Elle tourna la tête un instant et vit que John Sullivan l'attendait dans le couloir. Calmement elle se dirigea vers la porte après avoir embrassé les lèvres tièdes de son amant. Le bras droit de Winch accompagna la jeune femme dans le service de réanimation. Sur le chemin, ils parlèrent de la conduite à tenir pendant l'absence du milliardaire car l'événement faisait la Une des journaux du soir.

J : D'après le médecin qui s'est occupé de lui, Largo ne devrait pas rester trop longtemps dans le coma à la différence de mon frère. Pendant toute la durée de l'absence de Largo, vous devez vous occuper des affaires courantes.
John : Aucun problème. Dites moi surtout si vous avez besoin de quelque chose pour vous ou Jack. Vous savez que vous pouvez compter sur moi, Joy.
J : Je voudrais que les journalistes ne viennent pas lors des obsèques de mon père dans deux jours. Débrouillez vous comme vous voulez mais éloignés du cimetière.
John : Entendu. Vous savez où me joindre.
J : Bon. Si vous voulez bien me laisser. Je souhaiterai rester seule avec ma famille.
John : Au revoir, Joy.
J : Bonsoir, John.

La jeune femme entra dans le sasse où avait été placé son frère. Elle y retrouva Kim, les yeux bouffis par les larmes.

J : Comment va-t-il ?
Kim : Il n'y a aucun changements. Le personnel pense nous avons tort de garder l'espoir. Votre père a bien su où le toucher pour faire le plus de dégâts possible.
J : Je suis sûre qu'il s'en sortira. On a le même sang tous les deux et dedans il y a du sang de battant. J'ai dis à Grey pour mon bébé et il m'a prélevé le maximum de sang que l'on peut prendre à une femme enceinte.
Kim : Ce n'est pas que je ne veux pas rester plus longtemps mais Joey est chez ma mère, et elle n'a voulu lui dire pour son père.
J : Tu les embrasseras très fort pour moi, s'il te plait.
Kim : Promis.
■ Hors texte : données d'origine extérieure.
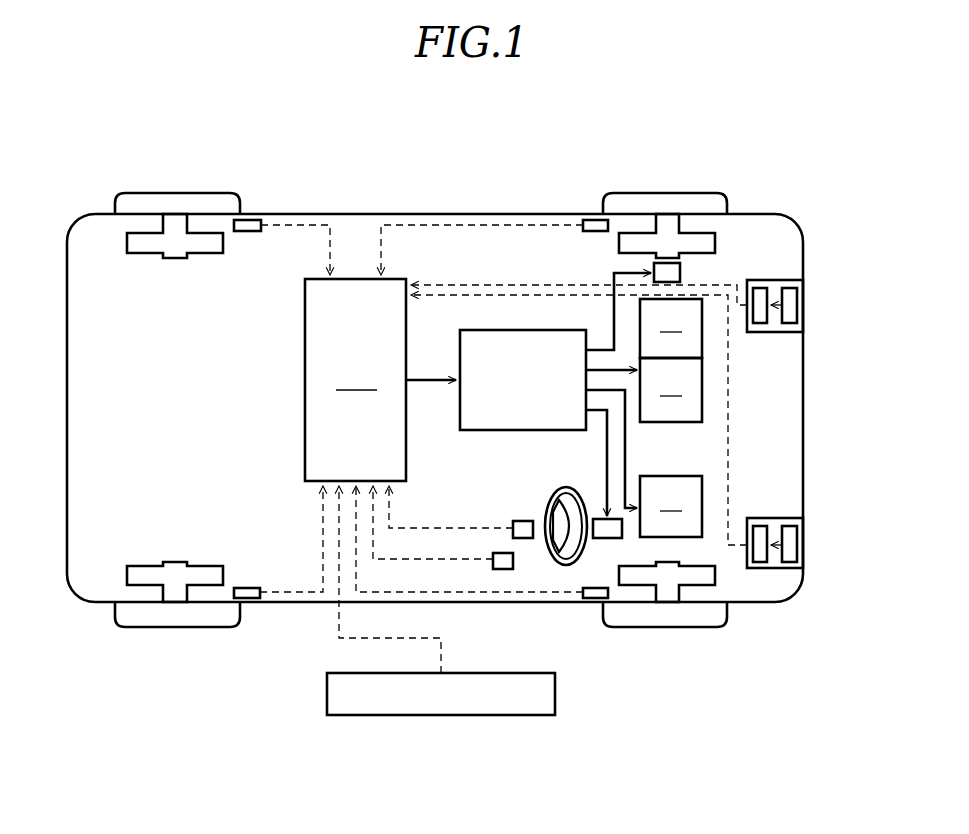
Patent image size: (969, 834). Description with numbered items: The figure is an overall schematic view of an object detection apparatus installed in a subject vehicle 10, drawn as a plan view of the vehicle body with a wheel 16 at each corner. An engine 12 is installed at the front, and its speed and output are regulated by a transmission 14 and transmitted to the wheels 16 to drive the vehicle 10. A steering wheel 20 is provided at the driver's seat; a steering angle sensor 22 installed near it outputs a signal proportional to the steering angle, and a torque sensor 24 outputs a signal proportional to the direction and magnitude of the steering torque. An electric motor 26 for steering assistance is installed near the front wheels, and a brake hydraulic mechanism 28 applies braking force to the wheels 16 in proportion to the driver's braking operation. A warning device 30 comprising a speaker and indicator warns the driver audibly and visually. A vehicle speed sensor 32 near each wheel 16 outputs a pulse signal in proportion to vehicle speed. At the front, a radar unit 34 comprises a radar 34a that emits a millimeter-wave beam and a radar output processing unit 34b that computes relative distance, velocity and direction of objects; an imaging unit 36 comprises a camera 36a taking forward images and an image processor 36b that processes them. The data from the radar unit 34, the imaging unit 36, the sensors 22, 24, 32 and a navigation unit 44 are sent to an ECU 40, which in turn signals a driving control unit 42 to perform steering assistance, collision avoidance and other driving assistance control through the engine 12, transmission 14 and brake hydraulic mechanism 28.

A demain.

La secouriste laissa la garde du corps seule avec le pompier. Dans le couloir, elle croisa le suisse et lui demanda de laisser Joy quelques minutes seule.

J : Jimmy… C'est Joy… Cette fois-ci, c'est qui vais te demander de ne pas laisser tomber. J'ai besoin de toi… Tu vas être tonton dans quelques mois et je voudrais que tu sois à nos côtés pour savourer ce bonheur… J'ai vu le docteur Wyle et c'est lui qui m'a appris cette grande nouvelle mais il y a une ombre au tableau de rêves… Je dois me faire opérer… La balle a bougé et ça risque de poser des problèmes pour le bébé. Je vais aller aux obsèques de papa dans deux jours… Nous sommes la seule famille qui lui restait dans ce pays… Quand je te vois là, dans ce lit, à te battre contre la mort, j'ai les paroles d'une chanson qui vienne en tête…

Je peux rêver
D'un autre ciel
Suivre les vents
Et ouvrir mes ailes
Je peux voler
Tomber parfois

Mais
Toi tu es toujours là
Toi tu es tout pour moi, toi,

C'est toi ma force
C'est toi ma flamme
Toi qui prends soin de mon âme
C'est toi ma chance
Mon évidence
Reste toujours prés de moi

Je peux frôler
D'autres visages
Me laisser porter
Vers d'autres rivages

Je peux marcher
Me perdre aussi
Mais
Toi tu es toujours là
Toi tu es tout pour moi, toi,

Toi tu es tout pour moi, toi,
Toi tu es tout pour moi, toi,
Toi tu es tout pour moi, toi,

Je t'en prie, Jimmy, reviens vers nous…, sanglota la jeune femme après avoir dit tout ce qu'elle avait sur le cœur.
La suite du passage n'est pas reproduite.